'Making a Murderer': Steven Avery Attorney Seeks More Evidence Testing

Steven Avery in the Netflix original documentary series Making A Murderer - H 2016
Courtesy of Netflix

His attorney asked for a suspension of Avery's latest appeal in order to request more testing on evidence that could overturn his conviction.

Steven Avery's attorney says she plans to seek further evidence testing that she believes will show he's innocent.

Prosecutors believe the Wisconsin inmate killed Teresa Halbach in his family's Manitowoc County salvage yard in 2005. A jury convicted him in 2007, and he was sentenced to life in prison.

Avery, the subject of the hit Netflix documentary series Making a Murderer, insists authorities framed him.

His new attorney, Kathleen Zellner, asked the 2nd District Court of Appeals on Friday to suspend his latest appeal because she plans to file another request Friday seeking more testing on evidence that could overturn his conviction.

ABC News reported that the 45-page motion asks for "post-conviction testing of physical evidence," noting that since Avery's 2007 trial, "considerable progress has been made in forensic DNA methods, procedures and tests, including the development of tests for the specific detection of blood, saliva, semen and urine."

The motion says that Avery is willing to pay for the forensic and radiocarbon testing, according to the report.

In the filing, Avery accuses James Lenk and Andrew Colborn of the Manitowoc County Sheriff’s Office of being “connected to” the discovery of the evidence, which he contends was planted.

Avery currently is serving a life sentence without parole.

On Aug. 12, a federal court in Wisconsin overturned the conviction of Avery's nephew Brendan Dassey, who had been found guilty of helping his uncle kill Halbach. The U.S. District Court in Milwaukee ordered him freed within 90 days unless prosecutors decide to retry him.

Dassey, then 16, confessed to helping Avery carry out the rape and murder of Halbach, but attorneys argued that his constitutional rights were violated throughout the investigation.

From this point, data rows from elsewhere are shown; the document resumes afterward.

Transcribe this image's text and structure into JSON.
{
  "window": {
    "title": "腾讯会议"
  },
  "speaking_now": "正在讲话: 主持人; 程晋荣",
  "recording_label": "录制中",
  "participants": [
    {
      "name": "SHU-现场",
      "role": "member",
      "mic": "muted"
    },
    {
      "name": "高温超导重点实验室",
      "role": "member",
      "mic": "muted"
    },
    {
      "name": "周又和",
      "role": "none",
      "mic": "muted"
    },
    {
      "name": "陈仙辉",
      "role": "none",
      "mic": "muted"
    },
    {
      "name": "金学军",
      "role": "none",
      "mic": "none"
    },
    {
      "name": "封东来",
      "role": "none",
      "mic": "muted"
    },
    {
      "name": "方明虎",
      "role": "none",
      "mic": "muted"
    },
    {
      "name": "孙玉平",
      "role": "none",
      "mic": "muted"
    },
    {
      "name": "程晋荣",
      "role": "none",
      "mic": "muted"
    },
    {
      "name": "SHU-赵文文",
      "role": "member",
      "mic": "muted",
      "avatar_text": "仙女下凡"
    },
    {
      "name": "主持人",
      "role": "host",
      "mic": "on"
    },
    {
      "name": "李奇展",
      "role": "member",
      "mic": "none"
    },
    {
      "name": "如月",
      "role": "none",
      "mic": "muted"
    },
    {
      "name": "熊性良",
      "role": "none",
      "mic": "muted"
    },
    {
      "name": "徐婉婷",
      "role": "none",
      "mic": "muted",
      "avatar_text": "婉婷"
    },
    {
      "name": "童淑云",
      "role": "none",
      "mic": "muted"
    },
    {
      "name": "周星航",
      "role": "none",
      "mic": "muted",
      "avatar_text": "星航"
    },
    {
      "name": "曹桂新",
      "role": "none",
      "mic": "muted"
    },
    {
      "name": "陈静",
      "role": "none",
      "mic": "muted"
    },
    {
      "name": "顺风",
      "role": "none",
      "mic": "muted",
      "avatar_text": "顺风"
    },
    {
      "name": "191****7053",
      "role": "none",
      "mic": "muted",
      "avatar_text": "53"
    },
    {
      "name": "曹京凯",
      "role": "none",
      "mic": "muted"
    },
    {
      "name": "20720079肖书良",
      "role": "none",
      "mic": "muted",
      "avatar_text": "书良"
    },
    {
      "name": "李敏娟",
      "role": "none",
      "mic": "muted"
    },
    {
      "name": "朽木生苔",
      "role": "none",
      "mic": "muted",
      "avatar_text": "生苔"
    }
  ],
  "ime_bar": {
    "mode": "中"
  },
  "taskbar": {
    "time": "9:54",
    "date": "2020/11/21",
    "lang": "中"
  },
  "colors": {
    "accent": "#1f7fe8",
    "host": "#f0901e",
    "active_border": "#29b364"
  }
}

"These repeated false promises, when considered in conjunction with all relevant factors, most especially Dassey's age, intellectual deficits and the absence of a supportive adult, rendered Dassey's confession involuntary under the Fifth and Fourteenth Amendments," Magistrate Judge William Duffin wrote in the Dassey ruling, which came after Dassey's appeal was rejected by state courts.

The confession was featured heavily on Making a Murderer.

The filmmakers cast doubt on the legal process used to convict both Avery and Dassey, and their series has sparked national interest and conjecture.

Authorities involved in the case have called the 10-hour series biased, while the filmmakers have stood by their work.